On the Come Up is Angie Thomas’s homage to hip-hop, the art that sparked her passion for storytelling and continues to inspire her to this day. It is the story of fighting for your dreams, even as the odds are stacked against you; of the struggle to become who you are and not who everyone expects you to be; and of the desperate realities of poor and working-class black families.
I really loved The Hate U Give, it was one of my favourite books of last year. I was really excited to read On The Come Up, and even though I didn’t quite devour it like I did with THUG, I did enjoy it!
On the Come Up has so much heart, Bri, the main character was such a fresh and relatable, although there were a lot of times were I wanted to give her a good shake. Her best friends were a great addition to the plot and the characters, having Bri surrounded mainly by male characters worked really well. The pop culture references made for some fun humour. Bri’s raps were on point and I cheered her on every time, even though I’m not a huge fan of rap and hip hop music. I loved her knowledge of hip hop and the music she listened to.

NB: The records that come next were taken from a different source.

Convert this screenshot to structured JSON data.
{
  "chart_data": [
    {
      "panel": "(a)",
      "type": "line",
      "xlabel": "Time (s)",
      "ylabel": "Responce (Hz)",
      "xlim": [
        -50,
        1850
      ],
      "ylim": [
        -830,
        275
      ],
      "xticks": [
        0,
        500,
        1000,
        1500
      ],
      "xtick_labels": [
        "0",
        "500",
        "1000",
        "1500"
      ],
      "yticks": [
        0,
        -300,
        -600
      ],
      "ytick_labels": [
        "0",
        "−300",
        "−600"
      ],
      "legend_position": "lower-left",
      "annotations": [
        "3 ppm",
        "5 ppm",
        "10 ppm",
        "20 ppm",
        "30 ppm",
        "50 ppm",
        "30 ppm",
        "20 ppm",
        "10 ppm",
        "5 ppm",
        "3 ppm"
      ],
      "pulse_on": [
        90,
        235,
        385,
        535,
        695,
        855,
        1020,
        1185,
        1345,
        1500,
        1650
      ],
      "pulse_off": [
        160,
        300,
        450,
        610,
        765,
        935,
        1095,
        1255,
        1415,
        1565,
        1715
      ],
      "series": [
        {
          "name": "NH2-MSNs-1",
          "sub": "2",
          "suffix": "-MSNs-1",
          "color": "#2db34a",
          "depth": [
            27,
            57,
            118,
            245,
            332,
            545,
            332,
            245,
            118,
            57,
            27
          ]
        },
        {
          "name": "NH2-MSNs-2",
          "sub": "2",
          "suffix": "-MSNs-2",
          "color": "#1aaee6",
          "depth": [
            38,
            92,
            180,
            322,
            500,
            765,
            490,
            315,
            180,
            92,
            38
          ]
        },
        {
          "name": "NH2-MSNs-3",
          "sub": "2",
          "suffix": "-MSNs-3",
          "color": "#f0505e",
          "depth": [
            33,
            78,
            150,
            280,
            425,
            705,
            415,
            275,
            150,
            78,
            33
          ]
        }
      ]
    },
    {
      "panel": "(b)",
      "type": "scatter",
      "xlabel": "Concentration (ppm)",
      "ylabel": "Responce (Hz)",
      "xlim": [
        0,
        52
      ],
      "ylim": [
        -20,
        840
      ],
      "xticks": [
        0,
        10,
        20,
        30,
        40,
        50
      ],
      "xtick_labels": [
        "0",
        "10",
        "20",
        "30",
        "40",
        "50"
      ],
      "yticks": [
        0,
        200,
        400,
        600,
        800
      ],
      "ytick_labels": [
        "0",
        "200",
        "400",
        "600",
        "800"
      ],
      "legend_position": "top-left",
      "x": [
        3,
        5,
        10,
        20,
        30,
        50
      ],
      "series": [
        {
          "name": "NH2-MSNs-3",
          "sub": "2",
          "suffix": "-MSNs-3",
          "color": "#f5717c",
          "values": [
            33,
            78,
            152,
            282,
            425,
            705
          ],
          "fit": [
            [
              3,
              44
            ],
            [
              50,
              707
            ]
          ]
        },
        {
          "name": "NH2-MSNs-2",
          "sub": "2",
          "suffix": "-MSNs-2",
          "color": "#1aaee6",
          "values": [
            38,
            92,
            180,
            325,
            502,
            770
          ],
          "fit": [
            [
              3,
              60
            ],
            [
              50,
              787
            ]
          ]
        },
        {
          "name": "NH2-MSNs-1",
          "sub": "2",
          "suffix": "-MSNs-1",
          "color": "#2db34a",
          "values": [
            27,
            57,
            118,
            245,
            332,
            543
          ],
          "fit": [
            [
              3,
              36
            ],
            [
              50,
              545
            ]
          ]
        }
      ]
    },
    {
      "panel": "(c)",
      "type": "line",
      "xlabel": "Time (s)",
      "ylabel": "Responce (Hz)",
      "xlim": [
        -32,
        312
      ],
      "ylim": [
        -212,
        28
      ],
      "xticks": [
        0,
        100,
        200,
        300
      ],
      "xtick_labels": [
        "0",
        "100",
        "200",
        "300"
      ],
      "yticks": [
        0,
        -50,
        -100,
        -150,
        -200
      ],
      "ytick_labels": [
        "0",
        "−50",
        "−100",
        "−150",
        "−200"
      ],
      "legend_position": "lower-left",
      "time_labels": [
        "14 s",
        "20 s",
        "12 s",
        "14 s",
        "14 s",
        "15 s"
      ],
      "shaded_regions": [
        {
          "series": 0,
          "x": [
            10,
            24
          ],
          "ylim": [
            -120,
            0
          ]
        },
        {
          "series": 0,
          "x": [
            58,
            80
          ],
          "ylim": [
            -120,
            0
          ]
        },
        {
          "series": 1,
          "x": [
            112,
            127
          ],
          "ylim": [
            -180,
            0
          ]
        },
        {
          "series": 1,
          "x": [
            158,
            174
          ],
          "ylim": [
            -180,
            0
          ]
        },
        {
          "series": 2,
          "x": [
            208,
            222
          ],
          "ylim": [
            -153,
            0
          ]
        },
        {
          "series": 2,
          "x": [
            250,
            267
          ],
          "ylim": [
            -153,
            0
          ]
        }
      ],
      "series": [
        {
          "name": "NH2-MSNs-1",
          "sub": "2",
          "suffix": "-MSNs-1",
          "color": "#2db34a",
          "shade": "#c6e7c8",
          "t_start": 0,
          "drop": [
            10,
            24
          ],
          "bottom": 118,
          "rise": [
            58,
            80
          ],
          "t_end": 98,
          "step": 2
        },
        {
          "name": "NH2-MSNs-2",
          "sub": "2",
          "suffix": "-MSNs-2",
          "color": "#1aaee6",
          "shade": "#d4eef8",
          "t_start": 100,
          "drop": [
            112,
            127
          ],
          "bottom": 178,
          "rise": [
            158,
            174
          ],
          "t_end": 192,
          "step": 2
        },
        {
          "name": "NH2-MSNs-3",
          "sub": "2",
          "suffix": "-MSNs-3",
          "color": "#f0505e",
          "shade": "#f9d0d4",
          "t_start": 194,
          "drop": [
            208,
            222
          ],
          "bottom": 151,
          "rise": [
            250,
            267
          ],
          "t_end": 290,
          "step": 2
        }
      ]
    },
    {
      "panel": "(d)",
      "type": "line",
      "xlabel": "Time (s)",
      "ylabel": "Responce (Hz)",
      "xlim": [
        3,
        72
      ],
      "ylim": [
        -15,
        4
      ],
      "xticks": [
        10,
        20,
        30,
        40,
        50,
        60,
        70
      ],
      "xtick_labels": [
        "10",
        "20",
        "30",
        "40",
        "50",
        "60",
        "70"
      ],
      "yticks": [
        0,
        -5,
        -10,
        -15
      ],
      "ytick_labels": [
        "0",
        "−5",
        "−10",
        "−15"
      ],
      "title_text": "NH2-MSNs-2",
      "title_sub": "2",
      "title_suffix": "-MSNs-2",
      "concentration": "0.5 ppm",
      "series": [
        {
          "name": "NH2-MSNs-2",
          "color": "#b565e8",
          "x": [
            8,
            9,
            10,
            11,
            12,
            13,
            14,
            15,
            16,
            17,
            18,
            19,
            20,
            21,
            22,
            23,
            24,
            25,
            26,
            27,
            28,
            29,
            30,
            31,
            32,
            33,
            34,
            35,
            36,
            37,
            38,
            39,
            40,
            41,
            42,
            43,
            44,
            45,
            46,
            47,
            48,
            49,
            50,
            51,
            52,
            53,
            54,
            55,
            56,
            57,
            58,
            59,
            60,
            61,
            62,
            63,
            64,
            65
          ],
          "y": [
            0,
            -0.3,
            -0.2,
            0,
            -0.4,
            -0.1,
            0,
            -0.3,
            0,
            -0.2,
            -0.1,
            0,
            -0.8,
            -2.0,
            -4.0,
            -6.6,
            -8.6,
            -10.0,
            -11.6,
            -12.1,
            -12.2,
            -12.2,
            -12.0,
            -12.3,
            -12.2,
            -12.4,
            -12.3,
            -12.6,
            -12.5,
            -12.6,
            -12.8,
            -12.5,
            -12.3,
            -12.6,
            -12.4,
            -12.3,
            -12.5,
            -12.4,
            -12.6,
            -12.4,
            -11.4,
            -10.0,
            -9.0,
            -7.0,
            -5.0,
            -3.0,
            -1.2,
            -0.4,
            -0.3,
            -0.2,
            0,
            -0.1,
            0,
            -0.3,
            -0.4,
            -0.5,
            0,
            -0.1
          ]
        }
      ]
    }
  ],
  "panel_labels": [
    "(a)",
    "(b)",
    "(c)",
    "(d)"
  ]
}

The family dynamic in the story was really admirable, how they all stuck together, and how Bri wanted to make it as a rapper to support her family who were struggling with bills. And the way she cared for her aunt who anyone else most likely would have given up on. I also really like how Bri referenced her late father, who in a lot of ways was her inspiration and motivation for her rapping goals, but she knew that she needed her own identity within the industry and didn’t want to rely on his name.
Like with The Hate You Give, the book has a very important message, quite of them honestly. A young female who dreams of becoming rapper, and all the work that comes with making it in that industry, especially being young and a girl. It also features the many different social aspects that come with making change. Racial stereotypes and issues are a big thing, I honestly can’t overly relate to these topics properly, but I feel like Angie writes these incredibly well, her books are always so eye opening for me, someone who is not from anywhere close to where her books are set.
I really like the ending, that it wasn’t perfectly wrapped in a bow and that everything didn’t work out exactly perfectly, it was a fresh read for me and I did enjoy, even if it did take me a while to read through!